Возьмем для сравнения паремию с легендарным водолазом Скиллием из Скионы, зафиксированную в Розарии Макария Хрисокефала (1300–1382 гг.): Σκιωναῖος κολυμβᾷ· ἐπὶ τῶν ἐμπειρίαν εἰς πράγματα ἐχόντων (Macar. Chruys. Rhodon. VI, 51 CPG II). Как видно по толкованию, «Скионец ныряет» может быть сказано о всяком, кто проявляет опытность в каком-нибудь деле или при определенных обстоятельствах. И хотя сама паремия никому из паремиографов, кроме Хрисокефала, не известна, так что любые сомнения в ее аутентичности будут вполне резонны, все же ввиду приписываемого ей расширительного значения она имеет все шансы оказаться расхожей народной поговоркой.4
На фоне паремии о Скилии становится очевидным, что выражение «де-лосский ныряльщик» явно не предназначалось для характеристики любого человека, обладающего каким-то особым умением, но, если верить толкователям, относилось исключительно к искусным пловцам и никому больше. Предполагая же узкопрофессиональную область применения, оно не могло быть поговоркой в принципе. В свете паремиографических толкований естественнее допустить, что Δήλιος κολυμβητής служило для греческих пловцов чем-то вроде похвалы или высокой оценки, основанной на мастерстве ныряльщиков с Делоса. Иначе понять жанровую природу этого выражения не-возможно.5
Сама по себе узость толкований Δηλίου κολυμβητοῦ обусловлена, по всей видимости, тем, что паремиографы опирались не столько на живое бытование выражения, принимая в расчет все многообразие ситуаций его употребления, сколько на какой-то текст. В этой связи обращает на себя внимание еще одно свидетельство из той же статьи Суды Δ 400: Δηλίου κολυμβητοῦ, ἐπὶ τῶν ἄκρως νηχομένων. Σωκράτει γὰρ δόντος τοῦ Εὐριπίδου ῾Ηρακλείτου τοῦ Σκοτεινοῦ σύγγραμμα, ἐρέσθαι, τί δοκεῖ; τὸν δὲ φάναι· ἃ μὲν συνῆκα γενναῖα· οἶμαι δὲ καὶ ἃ μὴ συνῆκα· πλὴν Δηλίου δεῖται κολυμβητοῦ εἰς τὸ μὴ ἀποπνιγῆναι ἐν αὐτῷ, «“Делосский ныряльщик” – о превосходно плавающих. Ибо после того как Еврипид дал Сократу сочинение Гераклита Темного, он спросил: “Как тебе?”, а тот ответил: “Что я понял – превосходно, как и то, думаю, чего не понял, но нужен делос-ский ныряльщик, чтобы в ней не захлебнуться”» (Suda Δ 400).

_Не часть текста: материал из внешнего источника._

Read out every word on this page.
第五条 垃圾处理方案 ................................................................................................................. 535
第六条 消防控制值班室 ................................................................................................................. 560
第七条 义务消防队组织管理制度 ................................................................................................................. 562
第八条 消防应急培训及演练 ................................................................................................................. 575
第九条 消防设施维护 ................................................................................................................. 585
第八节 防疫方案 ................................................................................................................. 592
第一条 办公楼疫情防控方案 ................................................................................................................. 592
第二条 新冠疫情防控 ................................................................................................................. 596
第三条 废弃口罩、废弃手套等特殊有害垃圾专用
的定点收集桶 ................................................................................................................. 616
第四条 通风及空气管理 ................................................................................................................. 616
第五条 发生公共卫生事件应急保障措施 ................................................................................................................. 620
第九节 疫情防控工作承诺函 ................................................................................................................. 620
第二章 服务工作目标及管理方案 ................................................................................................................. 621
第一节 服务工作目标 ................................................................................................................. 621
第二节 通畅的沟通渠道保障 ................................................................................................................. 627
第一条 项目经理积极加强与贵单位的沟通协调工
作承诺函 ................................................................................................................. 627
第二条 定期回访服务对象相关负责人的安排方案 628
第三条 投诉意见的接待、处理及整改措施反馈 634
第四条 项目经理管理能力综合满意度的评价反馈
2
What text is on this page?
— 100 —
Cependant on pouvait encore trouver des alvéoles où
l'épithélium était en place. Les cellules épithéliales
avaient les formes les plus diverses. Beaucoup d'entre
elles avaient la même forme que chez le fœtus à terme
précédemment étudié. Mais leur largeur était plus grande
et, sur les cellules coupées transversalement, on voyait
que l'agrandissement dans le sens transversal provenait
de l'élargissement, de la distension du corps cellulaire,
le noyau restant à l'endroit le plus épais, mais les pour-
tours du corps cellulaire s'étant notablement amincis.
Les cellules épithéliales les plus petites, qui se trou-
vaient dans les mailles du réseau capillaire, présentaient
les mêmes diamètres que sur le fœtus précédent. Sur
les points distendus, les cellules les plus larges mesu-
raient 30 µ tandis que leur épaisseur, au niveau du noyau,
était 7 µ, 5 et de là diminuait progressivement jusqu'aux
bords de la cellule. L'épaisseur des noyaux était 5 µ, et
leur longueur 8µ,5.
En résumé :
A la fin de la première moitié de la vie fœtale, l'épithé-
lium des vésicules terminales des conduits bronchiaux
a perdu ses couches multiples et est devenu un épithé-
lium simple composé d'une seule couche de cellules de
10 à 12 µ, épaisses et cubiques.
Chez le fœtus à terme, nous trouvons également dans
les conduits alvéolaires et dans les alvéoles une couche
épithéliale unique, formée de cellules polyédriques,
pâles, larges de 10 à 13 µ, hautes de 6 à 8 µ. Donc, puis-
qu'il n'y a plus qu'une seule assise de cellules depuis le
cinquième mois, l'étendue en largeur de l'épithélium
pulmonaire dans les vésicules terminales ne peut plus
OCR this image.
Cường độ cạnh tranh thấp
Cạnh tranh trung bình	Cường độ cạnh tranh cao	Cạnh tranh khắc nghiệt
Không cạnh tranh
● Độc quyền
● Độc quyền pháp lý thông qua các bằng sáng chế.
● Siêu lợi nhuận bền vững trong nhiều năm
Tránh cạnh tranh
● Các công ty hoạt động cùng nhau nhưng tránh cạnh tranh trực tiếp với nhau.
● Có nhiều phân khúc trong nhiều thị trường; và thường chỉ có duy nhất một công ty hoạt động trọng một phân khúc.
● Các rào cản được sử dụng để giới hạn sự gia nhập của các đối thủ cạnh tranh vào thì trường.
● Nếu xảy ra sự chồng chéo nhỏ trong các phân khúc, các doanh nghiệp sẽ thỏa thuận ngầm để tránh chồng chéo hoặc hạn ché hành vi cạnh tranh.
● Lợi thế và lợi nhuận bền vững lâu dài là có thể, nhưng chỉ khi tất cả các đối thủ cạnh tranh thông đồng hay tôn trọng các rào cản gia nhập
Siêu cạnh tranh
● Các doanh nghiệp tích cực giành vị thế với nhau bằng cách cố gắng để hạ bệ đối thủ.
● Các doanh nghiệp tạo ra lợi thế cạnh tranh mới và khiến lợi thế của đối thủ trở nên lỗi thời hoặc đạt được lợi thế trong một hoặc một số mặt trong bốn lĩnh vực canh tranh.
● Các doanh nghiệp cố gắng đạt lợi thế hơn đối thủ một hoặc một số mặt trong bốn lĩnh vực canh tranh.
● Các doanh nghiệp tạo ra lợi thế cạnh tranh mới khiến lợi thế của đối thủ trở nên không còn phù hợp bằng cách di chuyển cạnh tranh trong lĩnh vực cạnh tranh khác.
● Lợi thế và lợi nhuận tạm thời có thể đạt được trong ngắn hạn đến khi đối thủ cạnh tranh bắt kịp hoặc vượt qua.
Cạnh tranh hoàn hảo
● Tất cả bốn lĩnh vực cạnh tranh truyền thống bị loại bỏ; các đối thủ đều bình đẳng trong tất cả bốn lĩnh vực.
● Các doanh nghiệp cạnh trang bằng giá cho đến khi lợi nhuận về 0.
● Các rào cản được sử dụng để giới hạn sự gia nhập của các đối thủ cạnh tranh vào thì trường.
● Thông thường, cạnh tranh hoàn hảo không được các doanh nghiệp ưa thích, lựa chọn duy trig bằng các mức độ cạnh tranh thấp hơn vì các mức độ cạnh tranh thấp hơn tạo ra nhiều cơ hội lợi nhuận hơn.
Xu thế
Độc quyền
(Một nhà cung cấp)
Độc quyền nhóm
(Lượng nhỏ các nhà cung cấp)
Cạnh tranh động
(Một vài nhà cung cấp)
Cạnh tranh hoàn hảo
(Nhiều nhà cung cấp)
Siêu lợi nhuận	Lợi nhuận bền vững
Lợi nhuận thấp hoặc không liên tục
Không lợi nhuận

Легко видеть, что первые две части приведенного пассажа – выражение и его толкование – дословно совпадают с тем, что мы читаем у Михаила Апо-столия, в отличие от которого Суда, однако, содержит еще и третью часть – пример употребления выражения, которым выступает анекдот о книге Гераклита. Наличие ряда нюансов в данной версии анекдота не позволяет вслед за М. Марковичем утверждать, что составитель Δ 400 почерпнул ее непосредственно у Диогена Лаэртия.6 Неясным до конца остается и характер отношения между Судой и Апостолием. Какой вывод следует сделать из точного совпадения между ними: что поздневизантийский паремиограф опирается на лексикон или что они независимо друг от друга восходят к одному общему источнику, например собранию паремий? И если да, то иллюстрировалась ли паремия о «делосском ныряльщике» в том собрании анекдотом? Для однозначного ответа на эти вопросы у нас, к сожалению, недостаточно сведений ни о предшествующей словарю Суда,7 ни о последующей паремио- графической традиции, включая традицию малых и частных коллекций, подтверждением существования которых служит хотя бы та же анонимная подборка из Иверской рукописи 4199/79. Впрочем, для нас сейчас не так важны отношения между источниками, сколько явное противоречие, присутствующее в приведенном выше пассаже из статьи Δ 400. При том что толкование Δηλίου κολυμβητοῦ, как и у Михаила Апостолия, имеет в ней буквальный смысл, иллюстрирующий анекдот, несомненно, предполагает метафорическое употребление этого выражения.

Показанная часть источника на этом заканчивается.